Bart ... agreed, it pays to be prudent when considering what to do in Silverlight and what not to do there. Calls to REST services are an open door via the querystring, so awareness of that is important. REST is great, but obviously putting credentials in the querystring is not ideal. I totally agree about SSL ... it still is critical for protecting data in transit.

magellings wrote on Tuesday, December 30 2008

The authentication service given as an example in the link seems like the wrong choice. For internal Silverlight (LOB) apps, I'd think you'd want to use net.tcp and windows authentication. You could then use an authorization policy.

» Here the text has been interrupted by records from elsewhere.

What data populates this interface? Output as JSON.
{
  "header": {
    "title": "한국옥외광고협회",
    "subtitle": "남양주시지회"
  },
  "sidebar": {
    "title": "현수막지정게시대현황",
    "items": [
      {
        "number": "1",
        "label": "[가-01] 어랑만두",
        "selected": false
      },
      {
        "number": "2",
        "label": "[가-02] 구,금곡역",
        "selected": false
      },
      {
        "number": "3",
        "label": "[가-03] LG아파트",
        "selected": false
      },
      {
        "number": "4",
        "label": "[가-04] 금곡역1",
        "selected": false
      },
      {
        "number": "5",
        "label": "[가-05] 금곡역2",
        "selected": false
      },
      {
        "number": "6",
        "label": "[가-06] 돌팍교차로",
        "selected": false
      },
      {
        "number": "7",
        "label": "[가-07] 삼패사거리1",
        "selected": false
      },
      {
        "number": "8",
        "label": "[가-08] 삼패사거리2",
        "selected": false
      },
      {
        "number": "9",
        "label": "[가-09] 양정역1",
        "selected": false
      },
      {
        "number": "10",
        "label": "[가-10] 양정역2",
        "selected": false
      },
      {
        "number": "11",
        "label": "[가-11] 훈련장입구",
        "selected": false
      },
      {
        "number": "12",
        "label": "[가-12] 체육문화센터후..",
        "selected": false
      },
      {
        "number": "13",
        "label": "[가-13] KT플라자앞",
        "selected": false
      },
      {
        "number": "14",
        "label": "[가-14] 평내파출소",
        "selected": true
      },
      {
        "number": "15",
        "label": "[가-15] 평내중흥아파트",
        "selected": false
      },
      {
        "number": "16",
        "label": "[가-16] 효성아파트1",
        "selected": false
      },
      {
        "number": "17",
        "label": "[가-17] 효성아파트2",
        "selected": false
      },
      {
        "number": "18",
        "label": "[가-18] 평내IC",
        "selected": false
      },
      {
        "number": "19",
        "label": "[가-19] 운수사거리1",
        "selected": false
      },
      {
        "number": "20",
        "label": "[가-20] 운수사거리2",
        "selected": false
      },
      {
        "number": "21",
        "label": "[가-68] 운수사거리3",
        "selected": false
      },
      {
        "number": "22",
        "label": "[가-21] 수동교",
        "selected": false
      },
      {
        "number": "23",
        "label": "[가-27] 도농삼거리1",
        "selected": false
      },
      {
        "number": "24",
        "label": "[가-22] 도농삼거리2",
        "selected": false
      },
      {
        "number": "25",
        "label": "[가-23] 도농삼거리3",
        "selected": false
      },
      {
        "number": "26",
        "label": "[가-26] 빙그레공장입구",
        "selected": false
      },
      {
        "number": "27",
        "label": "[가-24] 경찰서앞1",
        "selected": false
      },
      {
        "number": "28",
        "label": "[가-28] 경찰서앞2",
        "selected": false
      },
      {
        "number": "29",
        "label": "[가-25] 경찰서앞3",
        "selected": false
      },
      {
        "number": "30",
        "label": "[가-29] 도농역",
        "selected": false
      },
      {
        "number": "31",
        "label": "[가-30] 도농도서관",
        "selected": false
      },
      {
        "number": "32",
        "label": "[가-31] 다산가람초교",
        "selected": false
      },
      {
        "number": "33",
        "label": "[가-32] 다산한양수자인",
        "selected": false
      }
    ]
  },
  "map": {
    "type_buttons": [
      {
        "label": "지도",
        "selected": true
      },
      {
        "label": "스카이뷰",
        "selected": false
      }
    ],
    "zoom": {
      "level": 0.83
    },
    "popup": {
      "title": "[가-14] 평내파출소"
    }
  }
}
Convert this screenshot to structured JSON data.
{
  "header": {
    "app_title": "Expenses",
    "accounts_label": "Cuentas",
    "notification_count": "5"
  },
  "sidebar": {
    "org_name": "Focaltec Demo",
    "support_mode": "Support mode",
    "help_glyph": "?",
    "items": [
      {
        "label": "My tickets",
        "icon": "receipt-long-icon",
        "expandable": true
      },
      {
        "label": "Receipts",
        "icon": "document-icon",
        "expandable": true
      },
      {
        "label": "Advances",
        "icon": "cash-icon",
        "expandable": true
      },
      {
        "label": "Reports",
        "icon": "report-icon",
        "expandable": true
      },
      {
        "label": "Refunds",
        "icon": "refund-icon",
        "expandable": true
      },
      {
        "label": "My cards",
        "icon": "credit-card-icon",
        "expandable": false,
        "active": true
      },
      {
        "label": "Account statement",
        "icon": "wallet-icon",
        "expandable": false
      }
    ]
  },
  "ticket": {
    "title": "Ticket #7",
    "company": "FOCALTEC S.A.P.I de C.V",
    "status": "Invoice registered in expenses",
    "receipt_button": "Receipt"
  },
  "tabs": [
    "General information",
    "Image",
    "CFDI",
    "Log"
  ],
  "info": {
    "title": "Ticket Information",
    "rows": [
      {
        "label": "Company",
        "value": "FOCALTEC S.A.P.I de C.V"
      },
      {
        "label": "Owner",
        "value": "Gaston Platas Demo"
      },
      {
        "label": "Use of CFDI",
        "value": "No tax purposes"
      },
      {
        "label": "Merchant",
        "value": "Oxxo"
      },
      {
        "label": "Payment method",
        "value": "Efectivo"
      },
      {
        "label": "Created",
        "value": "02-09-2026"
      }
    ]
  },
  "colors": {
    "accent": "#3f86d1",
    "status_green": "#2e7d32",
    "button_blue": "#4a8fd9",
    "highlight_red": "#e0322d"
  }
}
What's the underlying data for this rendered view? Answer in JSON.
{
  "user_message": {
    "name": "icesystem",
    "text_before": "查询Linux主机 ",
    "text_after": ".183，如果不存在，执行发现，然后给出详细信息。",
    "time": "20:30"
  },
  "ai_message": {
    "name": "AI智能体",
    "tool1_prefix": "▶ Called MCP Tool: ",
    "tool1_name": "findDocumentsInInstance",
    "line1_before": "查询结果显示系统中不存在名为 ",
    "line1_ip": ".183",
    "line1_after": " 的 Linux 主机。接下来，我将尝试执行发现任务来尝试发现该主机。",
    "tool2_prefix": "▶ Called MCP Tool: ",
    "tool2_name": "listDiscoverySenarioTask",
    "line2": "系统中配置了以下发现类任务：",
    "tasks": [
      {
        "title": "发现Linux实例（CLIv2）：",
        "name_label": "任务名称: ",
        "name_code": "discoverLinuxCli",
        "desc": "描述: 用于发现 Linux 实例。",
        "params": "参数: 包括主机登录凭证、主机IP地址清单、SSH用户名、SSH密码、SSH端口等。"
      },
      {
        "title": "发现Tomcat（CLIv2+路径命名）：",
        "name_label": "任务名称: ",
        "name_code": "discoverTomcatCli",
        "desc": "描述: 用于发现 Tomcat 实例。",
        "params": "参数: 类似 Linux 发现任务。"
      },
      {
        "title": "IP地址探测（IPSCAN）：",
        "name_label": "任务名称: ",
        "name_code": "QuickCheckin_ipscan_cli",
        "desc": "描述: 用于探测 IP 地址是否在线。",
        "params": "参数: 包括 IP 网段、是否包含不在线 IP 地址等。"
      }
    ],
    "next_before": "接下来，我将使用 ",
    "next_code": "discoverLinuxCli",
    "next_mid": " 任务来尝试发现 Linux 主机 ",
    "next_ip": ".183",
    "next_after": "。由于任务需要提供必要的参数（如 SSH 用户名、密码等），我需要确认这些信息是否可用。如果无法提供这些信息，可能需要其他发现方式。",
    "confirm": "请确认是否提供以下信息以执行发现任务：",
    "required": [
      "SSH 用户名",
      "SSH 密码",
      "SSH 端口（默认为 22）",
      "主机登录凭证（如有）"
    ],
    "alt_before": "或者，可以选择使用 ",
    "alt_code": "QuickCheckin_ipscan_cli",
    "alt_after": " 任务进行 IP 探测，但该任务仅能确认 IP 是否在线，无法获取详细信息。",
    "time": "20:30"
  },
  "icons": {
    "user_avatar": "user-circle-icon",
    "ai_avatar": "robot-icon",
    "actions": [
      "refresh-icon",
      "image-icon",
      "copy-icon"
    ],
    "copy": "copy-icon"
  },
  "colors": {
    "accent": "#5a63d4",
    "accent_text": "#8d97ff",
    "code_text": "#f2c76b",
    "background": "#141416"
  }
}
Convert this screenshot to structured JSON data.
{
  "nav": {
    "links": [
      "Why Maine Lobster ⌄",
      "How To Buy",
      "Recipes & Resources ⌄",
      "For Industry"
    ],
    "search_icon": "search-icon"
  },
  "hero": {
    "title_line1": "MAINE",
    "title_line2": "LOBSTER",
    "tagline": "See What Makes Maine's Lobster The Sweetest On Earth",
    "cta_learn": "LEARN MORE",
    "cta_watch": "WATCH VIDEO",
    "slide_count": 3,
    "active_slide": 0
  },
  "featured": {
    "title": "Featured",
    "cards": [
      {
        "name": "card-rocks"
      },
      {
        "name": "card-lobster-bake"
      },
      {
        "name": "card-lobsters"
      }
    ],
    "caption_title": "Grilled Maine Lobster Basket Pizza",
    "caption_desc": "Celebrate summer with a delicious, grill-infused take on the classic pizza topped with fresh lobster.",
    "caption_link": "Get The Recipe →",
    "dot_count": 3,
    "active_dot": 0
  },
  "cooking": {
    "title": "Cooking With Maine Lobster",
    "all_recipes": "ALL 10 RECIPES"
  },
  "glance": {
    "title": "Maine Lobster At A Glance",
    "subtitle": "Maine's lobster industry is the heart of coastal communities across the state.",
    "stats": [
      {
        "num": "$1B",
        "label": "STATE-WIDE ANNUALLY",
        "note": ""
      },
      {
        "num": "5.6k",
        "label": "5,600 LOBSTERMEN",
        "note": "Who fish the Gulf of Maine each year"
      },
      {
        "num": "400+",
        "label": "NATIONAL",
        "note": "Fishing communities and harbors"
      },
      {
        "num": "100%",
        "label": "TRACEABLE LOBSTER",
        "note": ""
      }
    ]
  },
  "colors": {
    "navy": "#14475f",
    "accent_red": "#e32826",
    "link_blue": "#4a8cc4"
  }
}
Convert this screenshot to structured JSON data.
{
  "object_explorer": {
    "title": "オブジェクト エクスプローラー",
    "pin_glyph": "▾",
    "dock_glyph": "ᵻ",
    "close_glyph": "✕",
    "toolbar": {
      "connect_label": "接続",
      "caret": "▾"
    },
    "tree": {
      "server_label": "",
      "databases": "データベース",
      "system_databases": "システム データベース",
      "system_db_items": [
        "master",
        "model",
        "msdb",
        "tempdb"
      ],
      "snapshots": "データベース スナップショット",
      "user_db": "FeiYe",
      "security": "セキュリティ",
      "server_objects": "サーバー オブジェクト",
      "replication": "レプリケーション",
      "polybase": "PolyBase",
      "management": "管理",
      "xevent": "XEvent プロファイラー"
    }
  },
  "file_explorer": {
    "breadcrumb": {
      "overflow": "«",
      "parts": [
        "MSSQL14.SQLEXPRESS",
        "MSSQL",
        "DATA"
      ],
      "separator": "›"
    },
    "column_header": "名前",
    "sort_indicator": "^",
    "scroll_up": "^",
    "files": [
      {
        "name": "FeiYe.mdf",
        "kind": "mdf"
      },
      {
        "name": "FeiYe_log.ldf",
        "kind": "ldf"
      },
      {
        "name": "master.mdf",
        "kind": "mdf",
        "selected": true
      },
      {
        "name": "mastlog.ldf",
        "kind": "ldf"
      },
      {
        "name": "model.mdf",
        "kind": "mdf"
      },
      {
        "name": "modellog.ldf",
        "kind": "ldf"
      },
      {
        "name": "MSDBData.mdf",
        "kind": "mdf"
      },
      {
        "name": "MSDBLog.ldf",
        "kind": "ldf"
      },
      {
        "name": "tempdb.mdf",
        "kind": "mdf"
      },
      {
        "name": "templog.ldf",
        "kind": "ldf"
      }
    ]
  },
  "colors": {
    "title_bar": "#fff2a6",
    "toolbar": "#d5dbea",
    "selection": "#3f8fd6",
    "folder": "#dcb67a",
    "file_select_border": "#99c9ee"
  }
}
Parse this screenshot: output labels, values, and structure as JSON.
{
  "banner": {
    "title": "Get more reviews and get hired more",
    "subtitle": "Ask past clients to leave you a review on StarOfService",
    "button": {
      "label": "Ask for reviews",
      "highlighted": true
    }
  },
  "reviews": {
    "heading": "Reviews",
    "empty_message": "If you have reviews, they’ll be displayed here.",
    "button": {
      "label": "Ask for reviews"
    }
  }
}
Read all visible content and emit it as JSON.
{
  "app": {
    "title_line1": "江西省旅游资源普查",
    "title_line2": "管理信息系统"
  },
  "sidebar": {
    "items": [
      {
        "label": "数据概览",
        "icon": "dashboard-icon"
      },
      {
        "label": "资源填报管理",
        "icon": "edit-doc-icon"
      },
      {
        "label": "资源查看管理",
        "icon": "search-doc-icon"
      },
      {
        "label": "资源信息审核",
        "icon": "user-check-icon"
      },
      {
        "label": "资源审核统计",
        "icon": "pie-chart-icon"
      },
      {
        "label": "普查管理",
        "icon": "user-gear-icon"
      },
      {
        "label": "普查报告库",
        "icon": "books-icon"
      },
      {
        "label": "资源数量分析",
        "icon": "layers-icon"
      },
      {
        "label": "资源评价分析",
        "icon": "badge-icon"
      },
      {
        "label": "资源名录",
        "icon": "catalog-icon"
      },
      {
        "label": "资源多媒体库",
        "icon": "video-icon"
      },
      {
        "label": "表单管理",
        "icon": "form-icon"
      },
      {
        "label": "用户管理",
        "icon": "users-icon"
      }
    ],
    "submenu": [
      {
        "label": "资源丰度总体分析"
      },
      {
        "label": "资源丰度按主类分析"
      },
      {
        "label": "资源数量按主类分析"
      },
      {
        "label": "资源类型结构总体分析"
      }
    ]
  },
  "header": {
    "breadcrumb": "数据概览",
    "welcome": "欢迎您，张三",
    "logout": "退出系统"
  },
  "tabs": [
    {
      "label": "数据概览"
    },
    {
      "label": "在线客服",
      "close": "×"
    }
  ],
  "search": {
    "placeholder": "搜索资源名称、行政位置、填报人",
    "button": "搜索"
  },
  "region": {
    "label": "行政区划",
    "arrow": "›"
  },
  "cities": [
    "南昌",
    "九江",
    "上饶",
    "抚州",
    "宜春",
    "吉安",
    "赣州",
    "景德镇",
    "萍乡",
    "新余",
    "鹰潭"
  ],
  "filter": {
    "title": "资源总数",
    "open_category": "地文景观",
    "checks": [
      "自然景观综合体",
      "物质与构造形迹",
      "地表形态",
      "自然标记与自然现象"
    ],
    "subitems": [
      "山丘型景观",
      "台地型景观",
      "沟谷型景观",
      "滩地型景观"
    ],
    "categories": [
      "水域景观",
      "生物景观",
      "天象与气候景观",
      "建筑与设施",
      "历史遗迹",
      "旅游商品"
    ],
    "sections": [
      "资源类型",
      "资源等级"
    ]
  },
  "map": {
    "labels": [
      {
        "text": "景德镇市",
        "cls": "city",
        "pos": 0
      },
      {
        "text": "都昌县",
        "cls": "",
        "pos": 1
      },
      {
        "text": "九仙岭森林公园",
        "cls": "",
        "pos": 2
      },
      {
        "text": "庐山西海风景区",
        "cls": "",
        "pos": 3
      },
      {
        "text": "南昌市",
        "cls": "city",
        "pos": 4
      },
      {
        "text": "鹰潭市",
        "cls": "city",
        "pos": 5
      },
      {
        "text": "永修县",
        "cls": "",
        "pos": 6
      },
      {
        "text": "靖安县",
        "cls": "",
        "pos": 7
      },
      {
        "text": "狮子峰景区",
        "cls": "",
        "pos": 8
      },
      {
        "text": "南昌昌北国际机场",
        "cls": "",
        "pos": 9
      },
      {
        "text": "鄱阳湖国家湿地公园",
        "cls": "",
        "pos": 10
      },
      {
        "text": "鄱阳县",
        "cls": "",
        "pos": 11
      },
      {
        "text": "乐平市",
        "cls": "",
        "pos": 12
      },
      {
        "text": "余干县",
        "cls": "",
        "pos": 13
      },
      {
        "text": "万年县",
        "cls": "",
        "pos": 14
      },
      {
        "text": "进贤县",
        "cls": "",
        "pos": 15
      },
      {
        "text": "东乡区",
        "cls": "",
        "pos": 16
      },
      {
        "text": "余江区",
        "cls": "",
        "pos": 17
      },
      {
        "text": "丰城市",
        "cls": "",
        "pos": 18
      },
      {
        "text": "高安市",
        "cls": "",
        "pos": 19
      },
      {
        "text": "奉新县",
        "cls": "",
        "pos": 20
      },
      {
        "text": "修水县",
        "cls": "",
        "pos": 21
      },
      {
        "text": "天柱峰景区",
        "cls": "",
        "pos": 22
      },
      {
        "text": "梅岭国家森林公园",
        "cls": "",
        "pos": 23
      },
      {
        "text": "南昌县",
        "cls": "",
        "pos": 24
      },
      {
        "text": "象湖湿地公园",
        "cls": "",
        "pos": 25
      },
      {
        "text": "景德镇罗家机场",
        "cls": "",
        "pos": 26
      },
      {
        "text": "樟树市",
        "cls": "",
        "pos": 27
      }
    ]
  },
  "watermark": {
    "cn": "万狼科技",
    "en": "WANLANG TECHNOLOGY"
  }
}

Also, if we were to use basicHttp, why would one want to pass a username and password as parameters in the WCF method call when WCF supports setting the credentials on the proxy and implicitly passing them thru a username validator? One could also include an authorization policy for authorization purposes?

Overall an authentication service seems like a valid approach albeit I'd do it differently.

In this issue: Pete Brown, Damon Payne, Agata Staniak, Justin Angel, and David Anson. Shoutout: John

Bart,

Unfortunaely we can't use WS Standard Sec in SL.

John,

This is Tim Greenfield, author of the RIA security article. I just wanted to say thanks for reading and commenting about the Forms Authentication. This is a great way to support a secure login session between SL and an ASP.NET backend and I’ve update my article to include it as a third option. I also added some source code to demonstrate it in action so readers can get a good start on employing it.

Anyway, thanks again for the info and congrats on the MVP renewal!

links of london wrote on Thursday, July 09 2009

Unfortunaely we can't use WS Standard Sec in SL. The Same to you. Thanks.

Pretty good post. I just stumbled upon your blog and wanted to say

that I have really enjoyed reading your blog posts. Any way I’ll be subscribing to your feed and I hope you post again soon.